Continúa siendo alcaldesa y asustando al personal de la misma forma en que lo hacían las monedas del Caudillo al seguir circulando después de su muerte. Aún la vemos y dudamos de los últimos pasos de la historia.
Los colgantes de bolas adquieren en su cuello la
prestancia de una cuerda de longanizas, pero estas perlas cobijan
implicaciones políticas más serias. Sus collares no guardan semejanza
con un rosario por casualidad. Son las cuentas que no les salían a los
valencianos durante más de 20 años, innumerables cuentas blancas por
fuera y negras por dentro como donaciones de mil euros.
Rita vive fuera de contexto.

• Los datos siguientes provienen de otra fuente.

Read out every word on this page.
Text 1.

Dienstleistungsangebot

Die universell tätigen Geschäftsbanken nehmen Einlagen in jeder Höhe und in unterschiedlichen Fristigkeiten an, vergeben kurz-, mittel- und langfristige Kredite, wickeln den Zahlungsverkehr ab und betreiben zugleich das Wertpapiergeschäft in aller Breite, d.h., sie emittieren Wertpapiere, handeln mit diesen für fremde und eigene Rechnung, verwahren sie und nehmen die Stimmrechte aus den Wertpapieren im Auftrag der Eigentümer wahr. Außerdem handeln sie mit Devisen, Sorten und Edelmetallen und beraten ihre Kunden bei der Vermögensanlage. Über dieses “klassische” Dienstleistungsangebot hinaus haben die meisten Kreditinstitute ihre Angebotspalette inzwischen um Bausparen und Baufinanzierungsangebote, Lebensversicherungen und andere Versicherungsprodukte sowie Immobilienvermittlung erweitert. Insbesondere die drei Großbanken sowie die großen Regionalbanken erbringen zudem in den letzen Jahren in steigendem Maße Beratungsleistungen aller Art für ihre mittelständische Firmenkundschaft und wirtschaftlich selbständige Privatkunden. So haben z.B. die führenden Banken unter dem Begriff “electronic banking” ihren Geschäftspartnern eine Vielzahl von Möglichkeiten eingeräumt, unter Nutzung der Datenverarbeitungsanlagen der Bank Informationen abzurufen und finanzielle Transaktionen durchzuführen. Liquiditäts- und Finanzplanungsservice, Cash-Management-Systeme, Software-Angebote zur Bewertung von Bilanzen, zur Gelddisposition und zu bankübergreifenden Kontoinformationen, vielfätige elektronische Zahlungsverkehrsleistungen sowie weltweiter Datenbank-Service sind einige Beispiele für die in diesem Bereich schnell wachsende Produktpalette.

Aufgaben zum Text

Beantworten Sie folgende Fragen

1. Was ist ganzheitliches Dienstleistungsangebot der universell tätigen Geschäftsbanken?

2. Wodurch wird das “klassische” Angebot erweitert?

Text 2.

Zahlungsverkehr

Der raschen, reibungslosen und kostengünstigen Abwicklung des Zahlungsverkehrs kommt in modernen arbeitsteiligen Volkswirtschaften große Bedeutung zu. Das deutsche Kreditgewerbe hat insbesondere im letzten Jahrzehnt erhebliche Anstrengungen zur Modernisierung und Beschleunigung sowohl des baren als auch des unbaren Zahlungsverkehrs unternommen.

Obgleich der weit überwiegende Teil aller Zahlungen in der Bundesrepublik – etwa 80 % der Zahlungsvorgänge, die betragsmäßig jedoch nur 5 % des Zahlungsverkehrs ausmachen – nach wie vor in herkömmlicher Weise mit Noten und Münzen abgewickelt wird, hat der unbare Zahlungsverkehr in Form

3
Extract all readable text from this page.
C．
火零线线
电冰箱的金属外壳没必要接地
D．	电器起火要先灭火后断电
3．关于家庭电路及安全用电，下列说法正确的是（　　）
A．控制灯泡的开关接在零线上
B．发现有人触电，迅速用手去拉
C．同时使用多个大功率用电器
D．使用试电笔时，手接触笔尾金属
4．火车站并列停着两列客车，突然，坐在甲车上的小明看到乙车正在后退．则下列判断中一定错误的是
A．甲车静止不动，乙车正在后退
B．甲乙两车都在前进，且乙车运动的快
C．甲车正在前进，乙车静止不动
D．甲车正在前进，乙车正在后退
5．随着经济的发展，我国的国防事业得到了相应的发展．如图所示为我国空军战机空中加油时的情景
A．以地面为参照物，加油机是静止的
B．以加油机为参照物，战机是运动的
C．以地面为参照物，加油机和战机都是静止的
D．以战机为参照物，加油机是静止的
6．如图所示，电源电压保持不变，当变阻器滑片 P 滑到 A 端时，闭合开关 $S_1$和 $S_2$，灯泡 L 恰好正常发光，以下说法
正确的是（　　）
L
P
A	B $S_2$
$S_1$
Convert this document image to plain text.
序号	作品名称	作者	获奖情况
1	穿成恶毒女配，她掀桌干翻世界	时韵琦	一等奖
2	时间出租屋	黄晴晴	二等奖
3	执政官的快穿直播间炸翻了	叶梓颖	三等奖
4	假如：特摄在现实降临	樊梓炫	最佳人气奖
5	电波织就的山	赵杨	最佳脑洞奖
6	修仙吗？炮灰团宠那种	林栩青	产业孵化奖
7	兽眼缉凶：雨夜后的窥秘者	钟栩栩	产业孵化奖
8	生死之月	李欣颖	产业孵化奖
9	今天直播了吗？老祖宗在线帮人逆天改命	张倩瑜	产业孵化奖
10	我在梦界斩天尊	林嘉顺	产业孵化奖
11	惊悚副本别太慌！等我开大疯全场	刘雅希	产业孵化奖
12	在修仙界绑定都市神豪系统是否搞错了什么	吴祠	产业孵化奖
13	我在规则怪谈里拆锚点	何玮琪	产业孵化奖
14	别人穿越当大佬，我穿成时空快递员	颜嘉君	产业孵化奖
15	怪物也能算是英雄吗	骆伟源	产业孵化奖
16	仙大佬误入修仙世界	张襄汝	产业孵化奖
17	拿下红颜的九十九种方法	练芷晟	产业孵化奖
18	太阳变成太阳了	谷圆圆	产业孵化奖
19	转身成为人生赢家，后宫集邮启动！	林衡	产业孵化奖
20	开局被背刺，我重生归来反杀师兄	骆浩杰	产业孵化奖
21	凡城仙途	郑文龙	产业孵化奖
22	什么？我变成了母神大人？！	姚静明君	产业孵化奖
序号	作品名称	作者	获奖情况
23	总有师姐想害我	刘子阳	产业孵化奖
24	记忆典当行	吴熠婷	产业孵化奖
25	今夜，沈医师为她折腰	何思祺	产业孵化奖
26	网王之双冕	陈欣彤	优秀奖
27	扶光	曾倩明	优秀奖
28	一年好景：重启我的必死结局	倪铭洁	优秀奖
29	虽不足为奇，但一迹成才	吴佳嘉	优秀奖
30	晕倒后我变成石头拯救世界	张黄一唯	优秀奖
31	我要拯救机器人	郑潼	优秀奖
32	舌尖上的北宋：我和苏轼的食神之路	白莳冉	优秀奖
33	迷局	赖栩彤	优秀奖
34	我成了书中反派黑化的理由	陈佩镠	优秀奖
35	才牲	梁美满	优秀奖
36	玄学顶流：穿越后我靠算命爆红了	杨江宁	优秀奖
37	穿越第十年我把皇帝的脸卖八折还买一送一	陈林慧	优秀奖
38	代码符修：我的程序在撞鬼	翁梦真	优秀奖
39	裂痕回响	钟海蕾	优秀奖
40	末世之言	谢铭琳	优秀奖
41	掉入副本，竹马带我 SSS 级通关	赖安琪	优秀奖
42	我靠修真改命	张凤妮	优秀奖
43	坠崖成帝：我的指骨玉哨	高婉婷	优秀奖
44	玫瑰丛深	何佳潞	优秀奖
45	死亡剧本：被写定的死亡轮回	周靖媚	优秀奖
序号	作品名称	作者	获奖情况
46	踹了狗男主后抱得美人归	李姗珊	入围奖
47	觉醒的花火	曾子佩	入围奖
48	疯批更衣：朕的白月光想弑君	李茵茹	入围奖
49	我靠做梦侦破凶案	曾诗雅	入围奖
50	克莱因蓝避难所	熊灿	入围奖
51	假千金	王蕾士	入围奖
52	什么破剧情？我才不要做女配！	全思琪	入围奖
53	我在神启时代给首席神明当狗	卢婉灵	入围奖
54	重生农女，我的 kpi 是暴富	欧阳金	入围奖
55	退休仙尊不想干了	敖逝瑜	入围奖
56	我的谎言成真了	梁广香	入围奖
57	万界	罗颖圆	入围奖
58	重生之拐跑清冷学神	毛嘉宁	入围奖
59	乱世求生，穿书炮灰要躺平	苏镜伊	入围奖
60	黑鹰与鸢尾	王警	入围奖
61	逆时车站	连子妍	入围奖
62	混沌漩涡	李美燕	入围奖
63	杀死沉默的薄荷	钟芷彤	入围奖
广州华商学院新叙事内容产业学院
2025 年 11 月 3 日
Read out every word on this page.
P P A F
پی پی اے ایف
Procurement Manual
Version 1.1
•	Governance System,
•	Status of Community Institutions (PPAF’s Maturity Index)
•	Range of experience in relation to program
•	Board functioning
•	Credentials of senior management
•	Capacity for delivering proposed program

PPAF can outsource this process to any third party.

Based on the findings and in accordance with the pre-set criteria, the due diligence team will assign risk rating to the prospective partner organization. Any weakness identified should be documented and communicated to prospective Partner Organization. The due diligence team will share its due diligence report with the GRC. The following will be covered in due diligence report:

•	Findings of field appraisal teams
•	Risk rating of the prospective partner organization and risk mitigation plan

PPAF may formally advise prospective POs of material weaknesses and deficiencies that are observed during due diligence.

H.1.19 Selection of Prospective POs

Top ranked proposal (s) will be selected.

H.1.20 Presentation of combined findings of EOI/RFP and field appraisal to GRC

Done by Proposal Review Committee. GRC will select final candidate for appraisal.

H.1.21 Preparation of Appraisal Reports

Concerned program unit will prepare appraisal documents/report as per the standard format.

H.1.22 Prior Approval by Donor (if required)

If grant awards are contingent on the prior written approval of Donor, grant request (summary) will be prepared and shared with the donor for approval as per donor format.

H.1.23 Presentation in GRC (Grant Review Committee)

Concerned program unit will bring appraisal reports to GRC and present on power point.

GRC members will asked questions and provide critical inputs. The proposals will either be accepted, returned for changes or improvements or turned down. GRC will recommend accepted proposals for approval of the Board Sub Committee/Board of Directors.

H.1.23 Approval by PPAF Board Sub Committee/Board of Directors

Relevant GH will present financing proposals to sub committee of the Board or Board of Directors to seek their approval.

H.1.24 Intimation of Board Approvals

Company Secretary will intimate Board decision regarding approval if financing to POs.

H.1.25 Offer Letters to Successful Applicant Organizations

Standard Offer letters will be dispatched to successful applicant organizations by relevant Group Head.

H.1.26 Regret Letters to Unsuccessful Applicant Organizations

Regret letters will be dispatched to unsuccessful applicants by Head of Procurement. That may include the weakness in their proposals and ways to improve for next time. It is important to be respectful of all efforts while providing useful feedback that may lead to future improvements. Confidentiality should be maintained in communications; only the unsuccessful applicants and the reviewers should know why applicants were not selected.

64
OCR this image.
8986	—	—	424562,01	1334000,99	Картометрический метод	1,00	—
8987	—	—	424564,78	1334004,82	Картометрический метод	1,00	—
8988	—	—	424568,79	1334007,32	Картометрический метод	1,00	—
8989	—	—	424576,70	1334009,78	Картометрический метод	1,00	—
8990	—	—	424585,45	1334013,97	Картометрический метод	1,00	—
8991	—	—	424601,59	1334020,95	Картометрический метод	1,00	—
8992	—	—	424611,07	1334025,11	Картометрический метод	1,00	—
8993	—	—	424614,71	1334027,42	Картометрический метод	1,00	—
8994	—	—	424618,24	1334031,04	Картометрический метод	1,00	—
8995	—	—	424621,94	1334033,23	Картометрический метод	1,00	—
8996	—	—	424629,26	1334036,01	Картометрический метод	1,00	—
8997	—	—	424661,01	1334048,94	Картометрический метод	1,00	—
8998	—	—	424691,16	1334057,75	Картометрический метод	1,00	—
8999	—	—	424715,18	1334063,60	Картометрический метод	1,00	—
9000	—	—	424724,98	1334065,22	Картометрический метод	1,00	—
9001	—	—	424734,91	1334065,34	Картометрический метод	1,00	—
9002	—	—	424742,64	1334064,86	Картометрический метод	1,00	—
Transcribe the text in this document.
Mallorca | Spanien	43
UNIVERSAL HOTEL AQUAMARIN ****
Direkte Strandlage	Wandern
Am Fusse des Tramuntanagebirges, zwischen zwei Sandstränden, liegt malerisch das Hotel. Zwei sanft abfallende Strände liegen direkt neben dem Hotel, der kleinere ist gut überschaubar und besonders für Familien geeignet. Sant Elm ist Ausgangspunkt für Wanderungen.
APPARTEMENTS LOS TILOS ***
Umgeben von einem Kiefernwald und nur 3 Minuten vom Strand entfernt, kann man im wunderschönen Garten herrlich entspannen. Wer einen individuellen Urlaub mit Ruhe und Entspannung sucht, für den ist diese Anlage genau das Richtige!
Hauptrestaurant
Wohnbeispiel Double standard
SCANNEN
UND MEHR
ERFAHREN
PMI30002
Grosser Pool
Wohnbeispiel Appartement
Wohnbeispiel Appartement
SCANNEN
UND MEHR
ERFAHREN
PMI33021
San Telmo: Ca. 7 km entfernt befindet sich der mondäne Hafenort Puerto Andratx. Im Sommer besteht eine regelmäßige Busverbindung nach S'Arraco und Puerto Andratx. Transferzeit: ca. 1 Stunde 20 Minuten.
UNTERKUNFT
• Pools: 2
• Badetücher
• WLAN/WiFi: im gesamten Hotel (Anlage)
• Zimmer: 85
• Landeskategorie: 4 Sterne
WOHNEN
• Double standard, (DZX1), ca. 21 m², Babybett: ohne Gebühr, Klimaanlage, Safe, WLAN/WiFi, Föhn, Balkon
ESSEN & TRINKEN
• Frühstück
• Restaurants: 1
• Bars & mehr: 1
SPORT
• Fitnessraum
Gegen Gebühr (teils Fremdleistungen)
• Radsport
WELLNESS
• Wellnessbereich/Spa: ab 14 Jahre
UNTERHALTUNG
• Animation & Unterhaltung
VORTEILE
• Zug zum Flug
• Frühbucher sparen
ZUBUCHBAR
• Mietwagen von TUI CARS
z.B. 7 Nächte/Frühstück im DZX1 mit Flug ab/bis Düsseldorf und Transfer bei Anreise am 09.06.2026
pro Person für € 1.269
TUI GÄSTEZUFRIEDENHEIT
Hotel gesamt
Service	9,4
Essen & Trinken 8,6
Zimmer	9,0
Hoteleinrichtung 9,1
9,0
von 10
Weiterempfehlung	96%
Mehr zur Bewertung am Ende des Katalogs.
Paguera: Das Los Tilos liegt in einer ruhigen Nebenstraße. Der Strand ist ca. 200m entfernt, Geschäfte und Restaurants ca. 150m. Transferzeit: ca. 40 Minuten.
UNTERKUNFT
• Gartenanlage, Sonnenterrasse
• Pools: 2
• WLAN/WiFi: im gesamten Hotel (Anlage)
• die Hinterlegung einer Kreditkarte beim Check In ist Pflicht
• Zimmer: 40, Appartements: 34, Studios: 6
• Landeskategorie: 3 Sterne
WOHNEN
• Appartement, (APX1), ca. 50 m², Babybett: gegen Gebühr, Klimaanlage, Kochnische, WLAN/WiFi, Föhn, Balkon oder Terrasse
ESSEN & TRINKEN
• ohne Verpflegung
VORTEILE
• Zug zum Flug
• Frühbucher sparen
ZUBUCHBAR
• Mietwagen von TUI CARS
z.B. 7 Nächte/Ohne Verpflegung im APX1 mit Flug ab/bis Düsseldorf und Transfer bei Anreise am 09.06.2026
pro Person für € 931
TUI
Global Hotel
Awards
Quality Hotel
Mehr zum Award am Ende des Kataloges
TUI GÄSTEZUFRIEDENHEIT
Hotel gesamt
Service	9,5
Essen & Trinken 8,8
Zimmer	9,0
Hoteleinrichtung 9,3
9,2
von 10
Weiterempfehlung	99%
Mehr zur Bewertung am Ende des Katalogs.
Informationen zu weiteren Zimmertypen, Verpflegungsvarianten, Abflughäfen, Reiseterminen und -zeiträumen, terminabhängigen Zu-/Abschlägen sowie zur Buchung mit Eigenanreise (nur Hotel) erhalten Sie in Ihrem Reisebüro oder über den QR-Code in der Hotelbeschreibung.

Se la ve moverse, discursear,
aplaudir, vociferar, abrazar, besar, chapurrear, y tenemos la seguridad
de que algo se nos escapa. Es esa forma de actuar siempre para un
auditorio ficticio, esos aspavientos de loco pletórico…
Lo cierto es que
para comprender su ritmo y su compostura habría que añadir una banda de
música siguiéndola a todas partes, a petición suya, claro, y contratada
con fondos públicos. Una murga cachonda de trompetas, platillos,
tambores y dulzainas mientras la Rita aplaude y vocifera y abraza y
chapurrea. Así sí.
La cosa es que es dicharachera de manera unilateral, como
Dios manda. Despliega unos andares campaneros, un poco fraguianos;
andares de cacique a media noche volviendo a casa por obligación.
Su voz
de hormigonera puede atribuirse también a esta escena. Tararea por lo
bajo y despierta al vecindario, pero le da igual porque el pueblo es
suyo, y si no la aforan.
Se aprecia fácilmente que la rodea una peste a líquido
inflamable. Y hemos de suponer que el olor proviene de los litros de
laca necesarios para mantener el peinado. El cabello es lo más
democrático que encontramos en Rita: intenta emular en ondas, dureza y
tonelaje a la melena de los leones del Congreso.
Sin embargo, ella y su
casco han escondido siempre la ambición de aparecer grabados en las
monedas como auténticos monarcas valencianos. Realmente, si uno mira más
allá, el pelo recuerda al de Margaret Thatcher aunque aquejado de una
distensión más mediterránea causada por la humedad, el alboroto fallero y
un sopor de despacho sin ventilar.
Sus cejas no están de acuerdo con sus ojos. La piel que
recubre sus globos oculares presenta una textura chorreante que no es
sólo cuestión de edad. En sus párpados empeña gran parte de sus fuerzas:
su mirada se ha acostumbrado al amodorramiento y la vagancia, y en
muchas apariciones públicas se intuye el mucho trabajo de los músculos
de su frente tratando de componer el ojo y agrandarlo.
No obstante, las cejas tratan de negar la realidad, se ven
obligadas a cargar con todo el embolado facial y levantarlo. En el
fondo, toda ceja depilada es una pretensión del ser. En principio, las
de Barberá buscaban un gesto de dignidad bañado en buen humor, pero al
cuajarse la piel (que nunca miente) han quedado reducidas a una mueca de
altivez que está por encima de las posibilidades expresivas del
personaje.
Esto ocurre hasta tal punto que sus párpados superiores
parecen dos frentes adicionales.
Por supuesto a ella le importa poco y le da la risa. De
hecho, cuando se descojona provoca tensión en las filas populares. La
mandíbula se le descoyunta, se descuelga la pieza inferior y da pánico
que nada regrese a su lugar.
Esa Rita con la boca abierta y
descontrolada infunde un terrible pavor en Génova a día de hoy.